Em 1943, deu-se uma reviravolta na orgânica da instituição. Acabou o exercício da medicina tradicional chinesa, restando apenas a europeia. No mesmo ano foi fundado um asilo para crianças. Receberia cem rapazes abandonados, ainda nesse ano, e mais trezentos no ano seguinte. Seria extinto após o final da II Grande Guerra.
Entre 1941 e 46, a entrada massiva de refugiados de guerra em Macau sobrecarregou o hospital.
Os arquivos recolhidos pelo padre Manuel Teixeira referem repetidamente os contributos do hospital para a fundação e reparação de cemitérios.
Curiosamente, essa preocupação poderá estar relacionada com a elevada mortalidade ocorrida nos doentes internados durante os primeiros anos de existência do hospital.
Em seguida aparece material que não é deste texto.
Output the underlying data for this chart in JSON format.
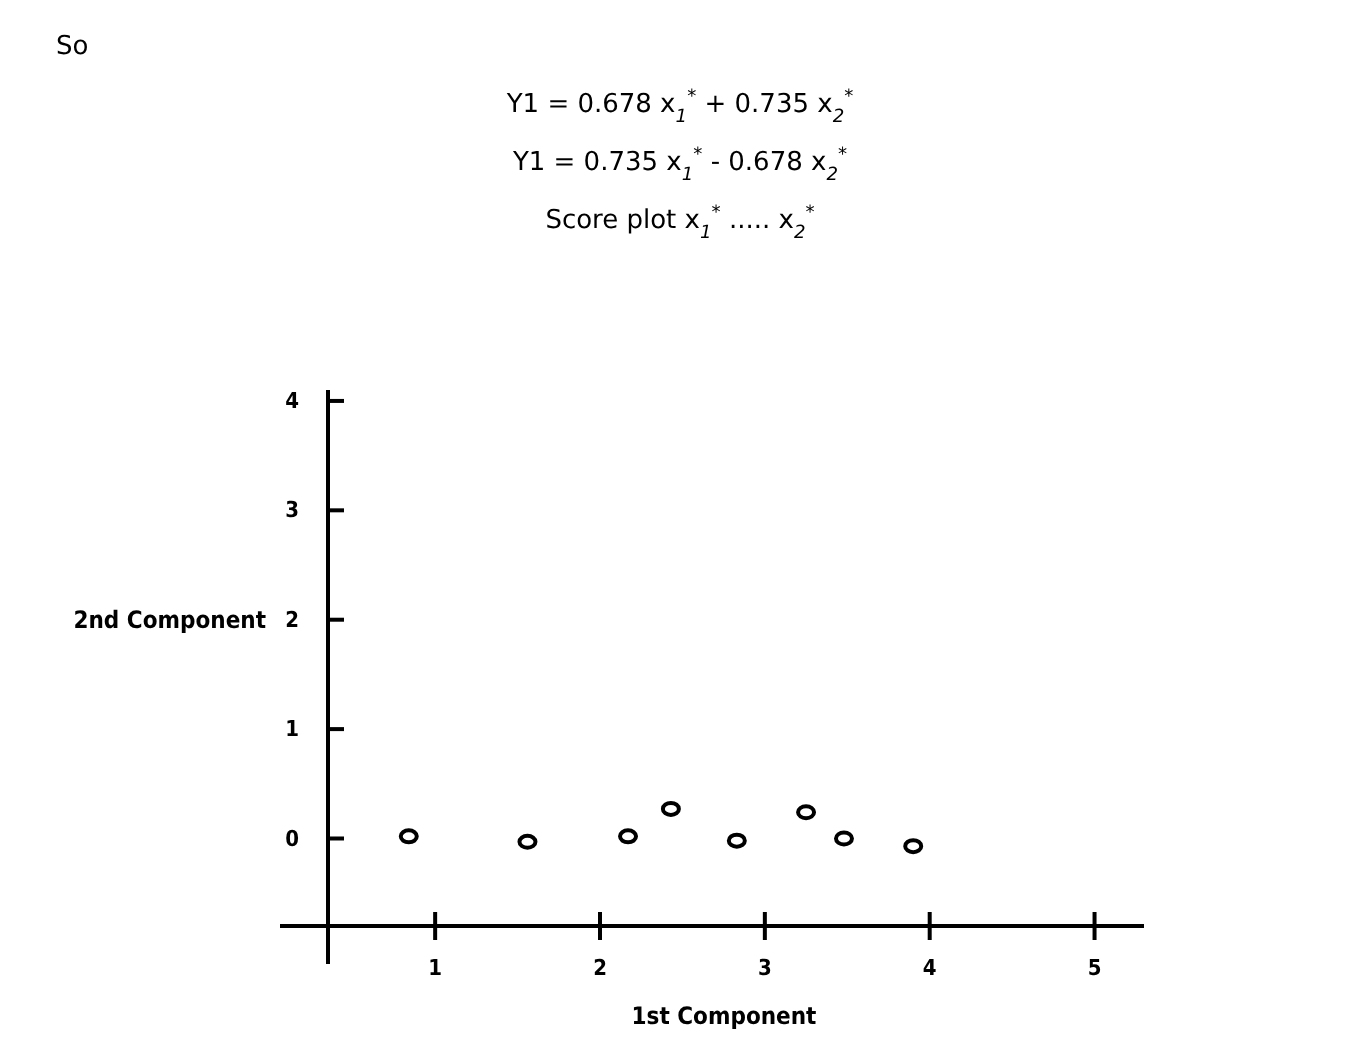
{
  "chart_data": {
    "type": "scatter",
    "annotations": [
      "So",
      "Y1 = 0.678 x$_{1}$$^{*}$ + 0.735 x$_{2}$$^{*}$",
      "Y1 = 0.735 x$_{1}$$^{*}$ -  0.678 x$_{2}$$^{*}$",
      "Score plot x$_{1}$$^{*}$ ..... x$_{2}$$^{*}$"
    ],
    "xlabel": "1st Component",
    "ylabel": "2nd Component",
    "x": [
      0.84,
      1.56,
      2.17,
      2.43,
      2.83,
      3.25,
      3.48,
      3.9
    ],
    "series": [
      {
        "color": "#000000",
        "values": [
          0.02,
          -0.03,
          0.02,
          0.27,
          -0.02,
          0.24,
          0.0,
          -0.07
        ]
      }
    ],
    "xlim": [
      0.35,
      5.3
    ],
    "ylim": [
      -0.8,
      4.1
    ],
    "xticks": [
      1,
      2,
      3,
      4,
      5
    ],
    "yticks": [
      0,
      1,
      2,
      3,
      4
    ],
    "marker": "circle"
  }
}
Escreveu o Dr. Lúcio da Silva, no seu relatório de 1883: «… sendo portanto a mortalidade maior que aquela que houve no nosso hospital de S. Rafael, o que não admira, atendendo às péssimas condições dos doentes que são conduzidos ao hospital chinês». O Dr. Tovar de Lemos descreveu-o assim, em 1886: «O hospital china, situado fora da cidade, está entre o bairro china em que estão os tins-tins e o cemitério. (Tins-tins eram os vendedores ambulantes que golpeavam uma chapa com um martelo para chamar a atenção dos fregueses). É um vasto edifício, com extensíssimas enfermarias, estando porém os doentes, dois a dois, isolados por delgadas paredes; os quartos têm duas tarimbas de suja madeira, uma pequena almofada de loiça ou madeira que serve de travesseiro. Os chinas estão vestidos e não usam cobertores nem lençóis. Nada mais há nos quartos. A alimentação é fraquíssima; consta principalmente de arroz.»
                             Hospital Keng Wu nos dias de hoje
A modernização do Keng Wu desenrolou-se progressivamente. Em 1944 fez-se a sala de operações, que começaria a funcionar no ano seguinte. Em 1948, foi adquirido equipamento de Raios X e ultra-violetas. Em 1950, organizou-se a secção de ginecologia. Em 1952, fundou-se um consultório de dentista. Em 1956, inaugurou-se a casa «Ho Cheng Kai», para residência de enfermeiros. Em 1961, foi criado um pavilhão de isolamento para portadores de doenças contagiosas.
Os resultados da evolução registada foram reconhecidos por todos. O padre Manuel Teixeira escreveu, em 1998:
Outrora, os chineses, crendo-se superiores pela sua experiência milenária, recusavam a nossa medicina, consultando os seus herbanários e mestres chinas. Hoje, eles próprios estudam a medicina europeia e têm médicos muito competentes. Só no Keng Wu há nada menos de 35 médicos, com bons especialistas, que não são nada inferiores aos nossos.
A época dos «mestres chinas» ou curandeiros já passou. Ainda se veem nalgumas casas tabuletas com esses nomes, mas já perderam a sua influência e clientela.